Para o Bloco de Esquerda, a auditoria ao Novo Banco está “ferida de morte” e não garante “seriedade, rigor e independência” necessária ao processo de escrutínio às operações realizadas. Segundo a deputada Mariana Mortágua, em causa está o “conflito de interesses” na sequência da notícia avançada pelo Jornal Económico nesta sexta-feira que revela que a Deloitte Espanha assessorou o Novo Banco na venda da GNB Vida concluída em 2019. Por isso, diz, fez um “pedido político” ao Presidente da República e ao Governo que a considerem nula.

“O relatório fala do negócio de venda da GNB Vida quase branqueando-o, por não apresentar elementos”, afirmou ao Jornal Económico Mariana Mortágua, realçando aqui que os auditores não falam de na primeira tentativa de venda da seguradora em 2018.

A notícia foi avançada pelo Jornal Económico e omitida da auditoria especial ao Novo Banco feita pela Deloitte [portuguesa]. “Nunca a Deloitte iria criticar a si própria”, acrescenta a deputada bloquista. Não fala na primeira tentativa de venda, em 2018, a Greg Lindberg, um milionário do setor dos seguros que foi condenado este ano por fraude, corrupção e evasão fiscal e depois na venda ao fundo Apax “omitem as ligações deste fundo a Greg Lindberg” e “nõo explicam como os valores de venda passaram de 190 milhões para 123 milhões de euros”.

A seguradora GNB Vida foi vendida com um desconto de 68,5% que fez com que o Novo Banco perdesse 268,2 milhões euros, perda compensada com verbas do Fundo de Resolução. Para a bloquista esta foi uma “negociata descarada” à qual o Fundo de Resolução “fechou os olhos”, aceitando a operação de “fachada” do banco.

A auditoria ao Novo Banco, que menciona este negócio, refere o comprador Apax Partners, mas sem nunca referir as suas ligações a Lindberg.

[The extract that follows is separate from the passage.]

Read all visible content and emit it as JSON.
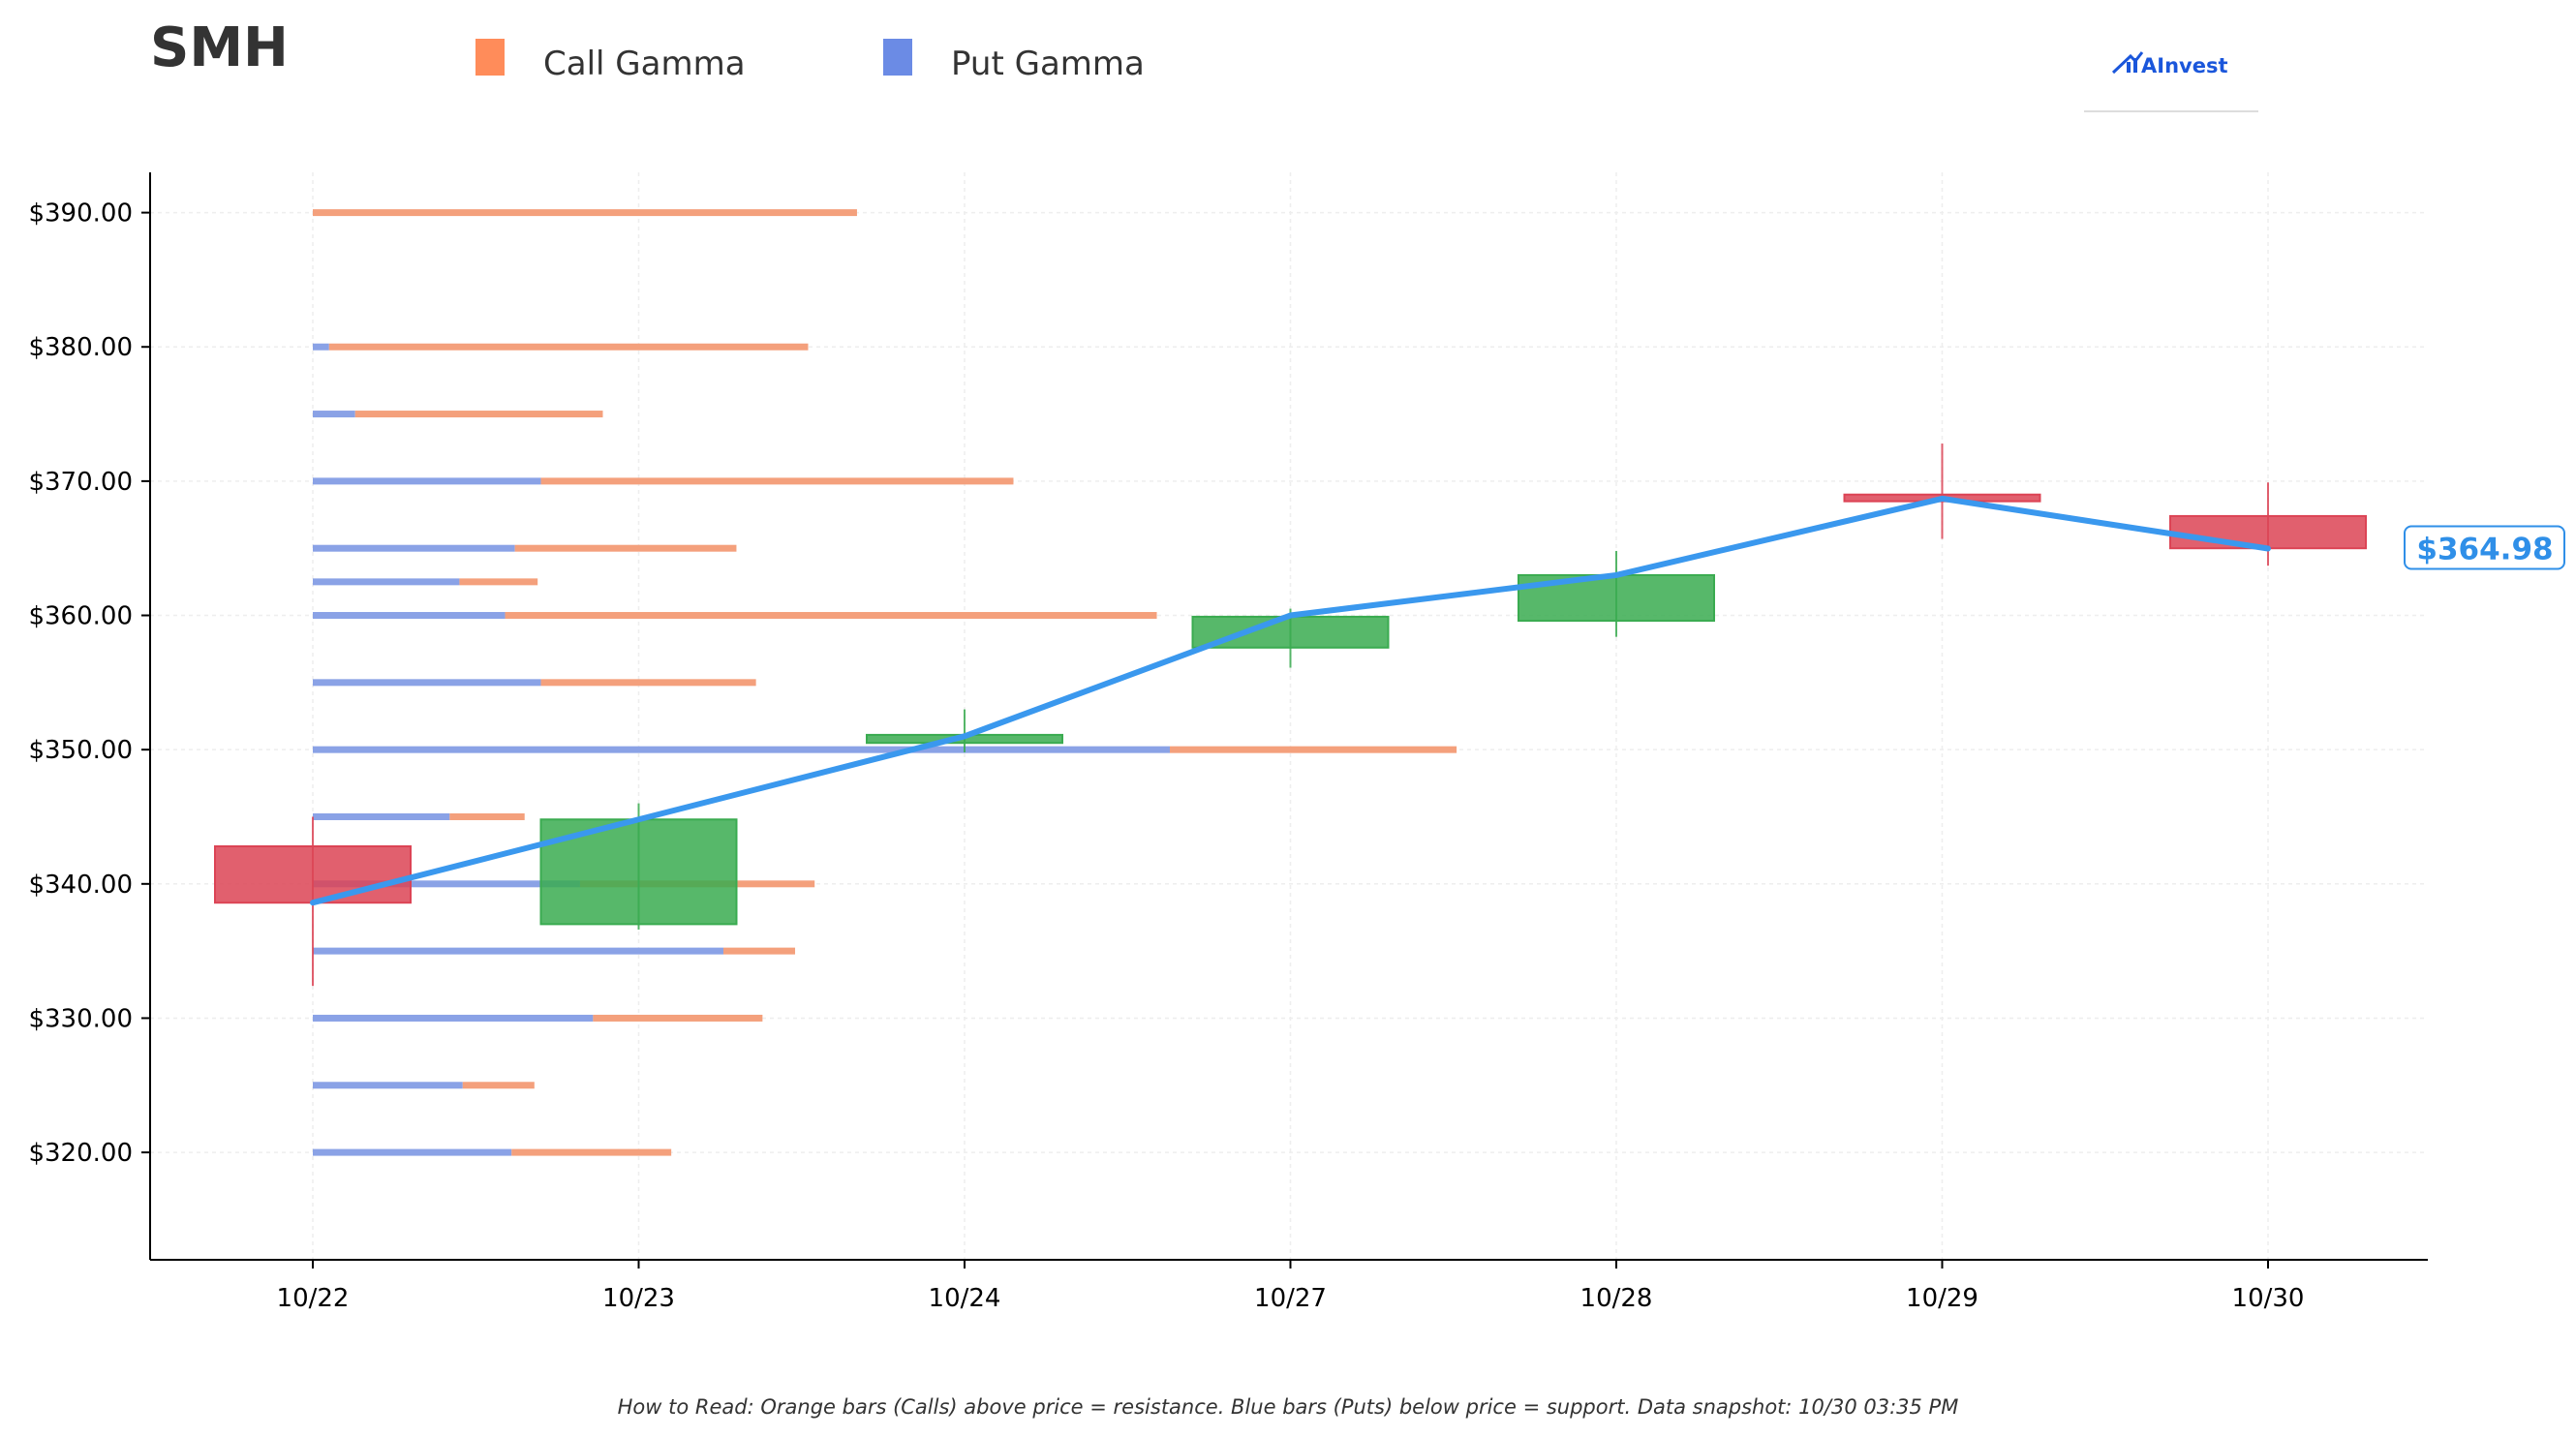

Além disso, explica Mariana Mortágua, a auditoria também não refere a perda de 107 milhões de euros face aquilo que tinha sido a primeira opção face a 2018.

“A Deloitte, na sua auditoria, não refere a desvalorização da GNB Vida, não refere as associações entre o comprador a um corrupto condenado e também não refere que a própria Deloitte foi assessora financeira do Novo Banco na venda da GNB Vida e, portanto, tem uma responsabilidade partilhada”, realça Mariana Mortágua. Para esta deputada, o facto de não referir na sua auditoria que assessorou financeiramente o Novo Banco na venda da GNB Vida coloca em causa a auditoria. Mariana Mortágua conclui que o consultor de uma venda não pode auditar de forma independente essa venda.

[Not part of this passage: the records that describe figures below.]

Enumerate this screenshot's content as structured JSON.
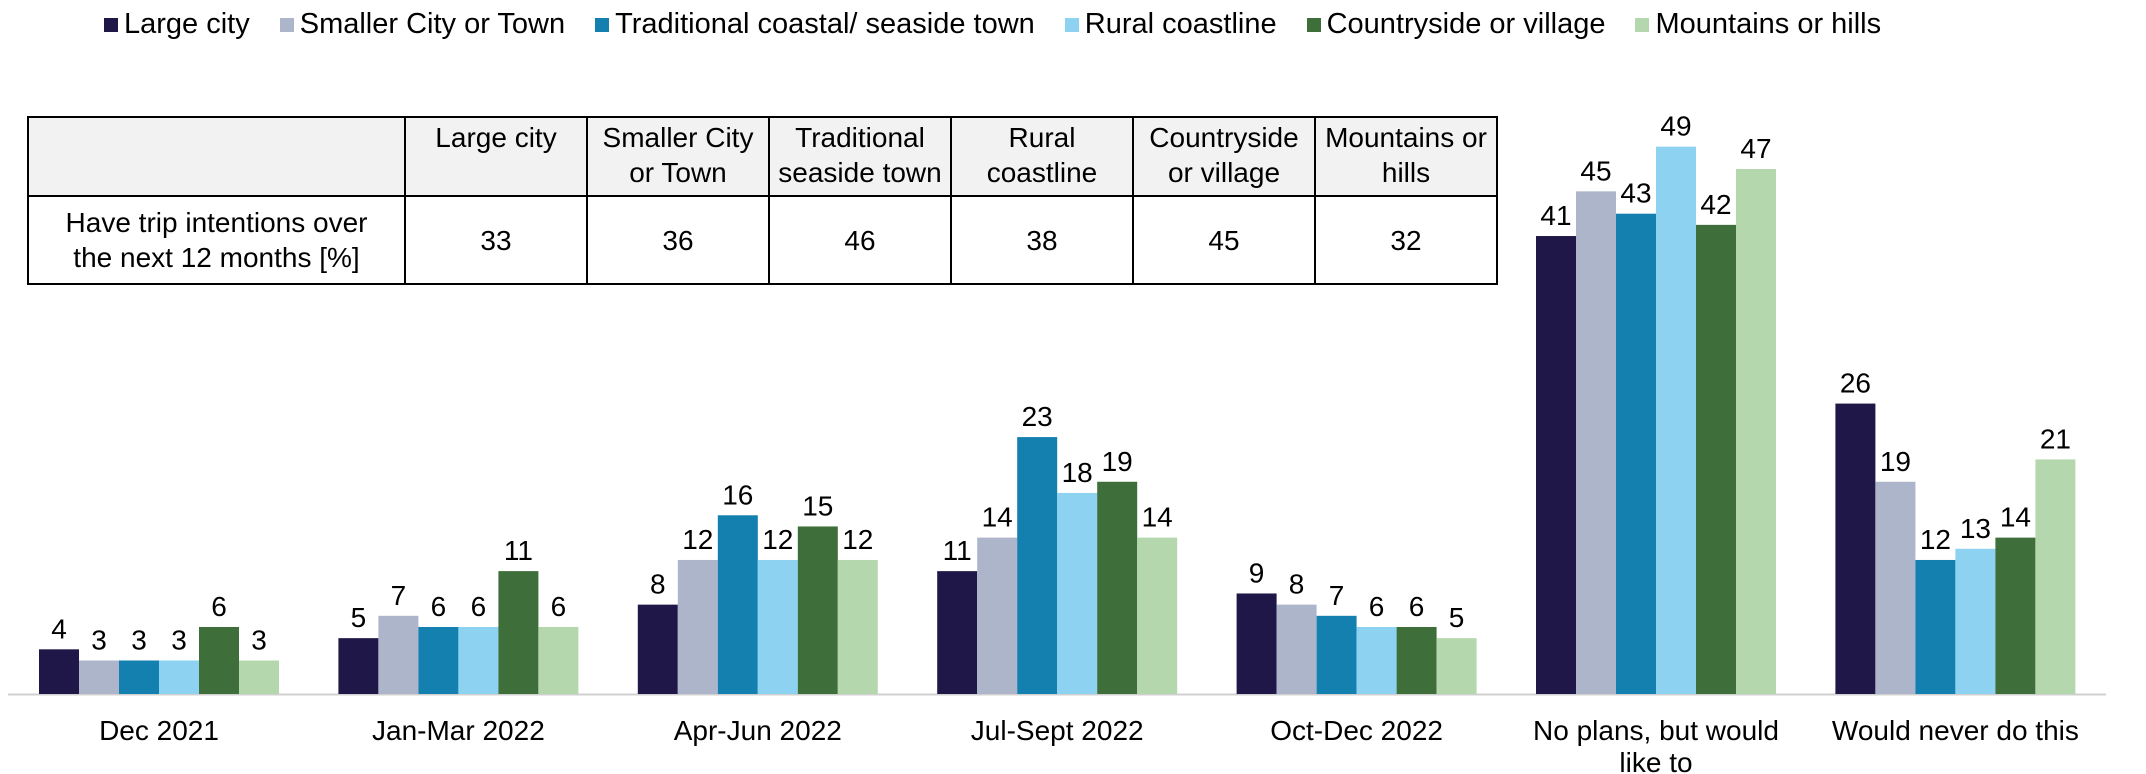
{
  "legend": [
    {
      "label": "Large city",
      "color": "#1f1747"
    },
    {
      "label": "Smaller City or Town",
      "color": "#adb5ca"
    },
    {
      "label": "Traditional coastal/ seaside town",
      "color": "#1380b0"
    },
    {
      "label": "Rural coastline",
      "color": "#8dd3f1"
    },
    {
      "label": "Countryside or village",
      "color": "#3e6e39"
    },
    {
      "label": "Mountains or hills",
      "color": "#b5d7ad"
    }
  ],
  "table": {
    "columns": [
      [
        "Large city"
      ],
      [
        "Smaller City",
        "or Town"
      ],
      [
        "Traditional",
        "seaside town"
      ],
      [
        "Rural",
        "coastline"
      ],
      [
        "Countryside",
        "or village"
      ],
      [
        "Mountains or",
        "hills"
      ]
    ],
    "row_label": [
      "Have trip intentions over",
      "the next 12 months [%]"
    ],
    "values": [
      "33",
      "36",
      "46",
      "38",
      "45",
      "32"
    ]
  },
  "chart_data": {
    "type": "bar",
    "categories": [
      "Dec 2021",
      "Jan-Mar 2022",
      "Apr-Jun 2022",
      "Jul-Sept 2022",
      "Oct-Dec 2022",
      "No plans, but would like to",
      "Would never do this"
    ],
    "category_lines": [
      [
        "Dec 2021"
      ],
      [
        "Jan-Mar 2022"
      ],
      [
        "Apr-Jun 2022"
      ],
      [
        "Jul-Sept 2022"
      ],
      [
        "Oct-Dec 2022"
      ],
      [
        "No plans, but would",
        "like to"
      ],
      [
        "Would never do this"
      ]
    ],
    "series": [
      {
        "name": "Large city",
        "color": "#1f1747",
        "values": [
          4,
          5,
          8,
          11,
          9,
          41,
          26
        ]
      },
      {
        "name": "Smaller City or Town",
        "color": "#adb5ca",
        "values": [
          3,
          7,
          12,
          14,
          8,
          45,
          19
        ]
      },
      {
        "name": "Traditional coastal/ seaside town",
        "color": "#1380b0",
        "values": [
          3,
          6,
          16,
          23,
          7,
          43,
          12
        ]
      },
      {
        "name": "Rural coastline",
        "color": "#8dd3f1",
        "values": [
          3,
          6,
          12,
          18,
          6,
          49,
          13
        ]
      },
      {
        "name": "Countryside or village",
        "color": "#3e6e39",
        "values": [
          6,
          11,
          15,
          19,
          6,
          42,
          14
        ]
      },
      {
        "name": "Mountains or hills",
        "color": "#b5d7ad",
        "values": [
          3,
          6,
          12,
          14,
          5,
          47,
          21
        ]
      }
    ],
    "ylim": [
      0,
      50
    ],
    "grid": false,
    "legend_position": "top"
  }
}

O BE, que esta semana avançou com um pedido para uma nova comissão de inquérito ao Novo Banco, pede, por isso ao Presidente da República e ao Governo que a considerem nula.

O JE noticiou nesta sexta-feira, 4 de setembro, que a Deloitte Espanha assessorou o Novo Banco na venda da GNB Vida que foi desencadeada em 2017 e concluída em outubro de 2019 e que gerou perdas de 250 milhões, segundo fonte ligada ao processo.

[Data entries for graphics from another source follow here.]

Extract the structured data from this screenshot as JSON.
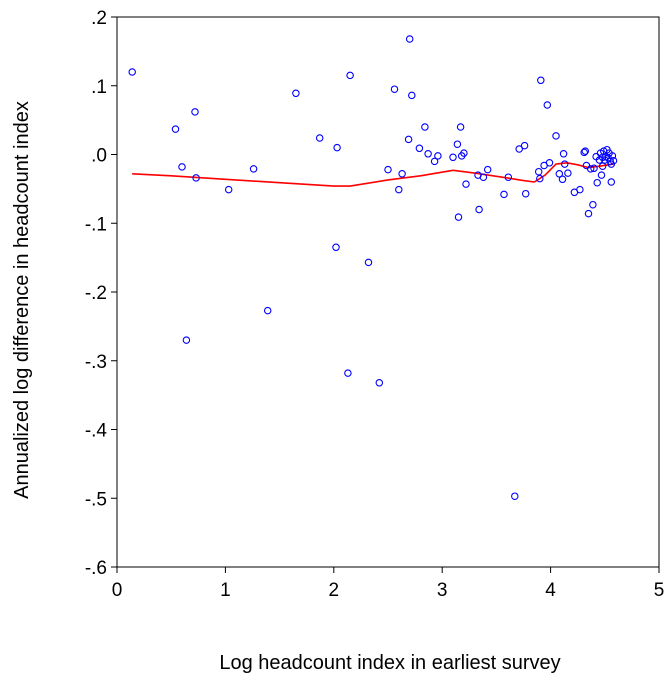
{
  "chart_data": {
    "type": "scatter",
    "title": "",
    "xlabel": "Log headcount index in earliest survey",
    "ylabel": "Annualized log difference in headcount index",
    "xlim": [
      0,
      5
    ],
    "ylim": [
      -0.6,
      0.2
    ],
    "x_ticks": [
      0,
      1,
      2,
      3,
      4,
      5
    ],
    "x_tick_labels": [
      "0",
      "1",
      "2",
      "3",
      "4",
      "5"
    ],
    "y_ticks": [
      0.2,
      0.1,
      0.0,
      -0.1,
      -0.2,
      -0.3,
      -0.4,
      -0.5,
      -0.6
    ],
    "y_tick_labels": [
      ".2",
      ".1",
      ".0",
      "-.1",
      "-.2",
      "-.3",
      "-.4",
      "-.5",
      "-.6"
    ],
    "grid": false,
    "colors": {
      "points": "#0000ff",
      "fit_line": "#ff0000",
      "axes": "#000000"
    },
    "series": [
      {
        "kind": "scatter",
        "marker": "open-circle",
        "points": [
          [
            0.14,
            0.12
          ],
          [
            0.54,
            0.037
          ],
          [
            0.6,
            -0.018
          ],
          [
            0.64,
            -0.27
          ],
          [
            0.72,
            0.062
          ],
          [
            0.73,
            -0.034
          ],
          [
            1.03,
            -0.051
          ],
          [
            1.26,
            -0.021
          ],
          [
            1.39,
            -0.227
          ],
          [
            1.65,
            0.089
          ],
          [
            1.87,
            0.024
          ],
          [
            2.03,
            0.01
          ],
          [
            2.02,
            -0.135
          ],
          [
            2.13,
            -0.318
          ],
          [
            2.15,
            0.115
          ],
          [
            2.32,
            -0.157
          ],
          [
            2.42,
            -0.332
          ],
          [
            2.5,
            -0.022
          ],
          [
            2.56,
            0.095
          ],
          [
            2.6,
            -0.051
          ],
          [
            2.63,
            -0.028
          ],
          [
            2.69,
            0.022
          ],
          [
            2.7,
            0.168
          ],
          [
            2.72,
            0.086
          ],
          [
            2.79,
            0.009
          ],
          [
            2.84,
            0.04
          ],
          [
            2.87,
            0.001
          ],
          [
            2.93,
            -0.01
          ],
          [
            2.96,
            -0.002
          ],
          [
            3.1,
            -0.004
          ],
          [
            3.14,
            0.015
          ],
          [
            3.15,
            -0.091
          ],
          [
            3.17,
            0.04
          ],
          [
            3.18,
            -0.002
          ],
          [
            3.2,
            0.002
          ],
          [
            3.22,
            -0.043
          ],
          [
            3.33,
            -0.03
          ],
          [
            3.34,
            -0.08
          ],
          [
            3.38,
            -0.033
          ],
          [
            3.42,
            -0.022
          ],
          [
            3.57,
            -0.058
          ],
          [
            3.61,
            -0.033
          ],
          [
            3.67,
            -0.497
          ],
          [
            3.71,
            0.008
          ],
          [
            3.76,
            0.013
          ],
          [
            3.77,
            -0.057
          ],
          [
            3.89,
            -0.025
          ],
          [
            3.9,
            -0.035
          ],
          [
            3.91,
            0.108
          ],
          [
            3.94,
            -0.016
          ],
          [
            3.97,
            0.072
          ],
          [
            3.99,
            -0.012
          ],
          [
            4.05,
            0.027
          ],
          [
            4.08,
            -0.028
          ],
          [
            4.11,
            -0.036
          ],
          [
            4.12,
            0.001
          ],
          [
            4.13,
            -0.014
          ],
          [
            4.16,
            -0.027
          ],
          [
            4.22,
            -0.055
          ],
          [
            4.27,
            -0.051
          ],
          [
            4.31,
            0.003
          ],
          [
            4.32,
            0.005
          ],
          [
            4.33,
            -0.016
          ],
          [
            4.35,
            -0.086
          ],
          [
            4.37,
            -0.021
          ],
          [
            4.39,
            -0.073
          ],
          [
            4.4,
            -0.02
          ],
          [
            4.42,
            -0.003
          ],
          [
            4.43,
            -0.041
          ],
          [
            4.45,
            -0.008
          ],
          [
            4.46,
            0.002
          ],
          [
            4.47,
            -0.03
          ],
          [
            4.48,
            -0.017
          ],
          [
            4.48,
            -0.004
          ],
          [
            4.49,
            0.005
          ],
          [
            4.5,
            -0.008
          ],
          [
            4.51,
            -0.003
          ],
          [
            4.52,
            0.007
          ],
          [
            4.53,
            -0.005
          ],
          [
            4.54,
            0.002
          ],
          [
            4.55,
            -0.01
          ],
          [
            4.56,
            -0.014
          ],
          [
            4.56,
            -0.04
          ],
          [
            4.57,
            -0.002
          ],
          [
            4.58,
            -0.009
          ]
        ]
      },
      {
        "kind": "line",
        "points": [
          [
            0.14,
            -0.028
          ],
          [
            0.5,
            -0.031
          ],
          [
            1.0,
            -0.036
          ],
          [
            1.5,
            -0.041
          ],
          [
            2.0,
            -0.046
          ],
          [
            2.15,
            -0.046
          ],
          [
            2.5,
            -0.037
          ],
          [
            2.8,
            -0.031
          ],
          [
            3.1,
            -0.023
          ],
          [
            3.3,
            -0.027
          ],
          [
            3.6,
            -0.034
          ],
          [
            3.75,
            -0.038
          ],
          [
            3.85,
            -0.04
          ],
          [
            3.95,
            -0.03
          ],
          [
            4.05,
            -0.014
          ],
          [
            4.15,
            -0.012
          ],
          [
            4.25,
            -0.015
          ],
          [
            4.35,
            -0.019
          ],
          [
            4.45,
            -0.017
          ],
          [
            4.58,
            -0.014
          ]
        ]
      }
    ]
  }
}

A Deloitte & Associados, SROC foi a entidade independente escolhida para fazer a avaliação determinada pelo Governo em fevereiro de 2019 e que abrange os atos de gestão do BES/Novo Banco entre 2000 e 2018. Apesar de serem instituições juridicamente independentes, as duas empresas pertencem à rede global da Deloitte, o que poderá ter levado a auditora a ter de analisar potenciais constrangimentos na avaliação aos atos de gestão do Novo Banco. A Deloitte não quis fazer comentários.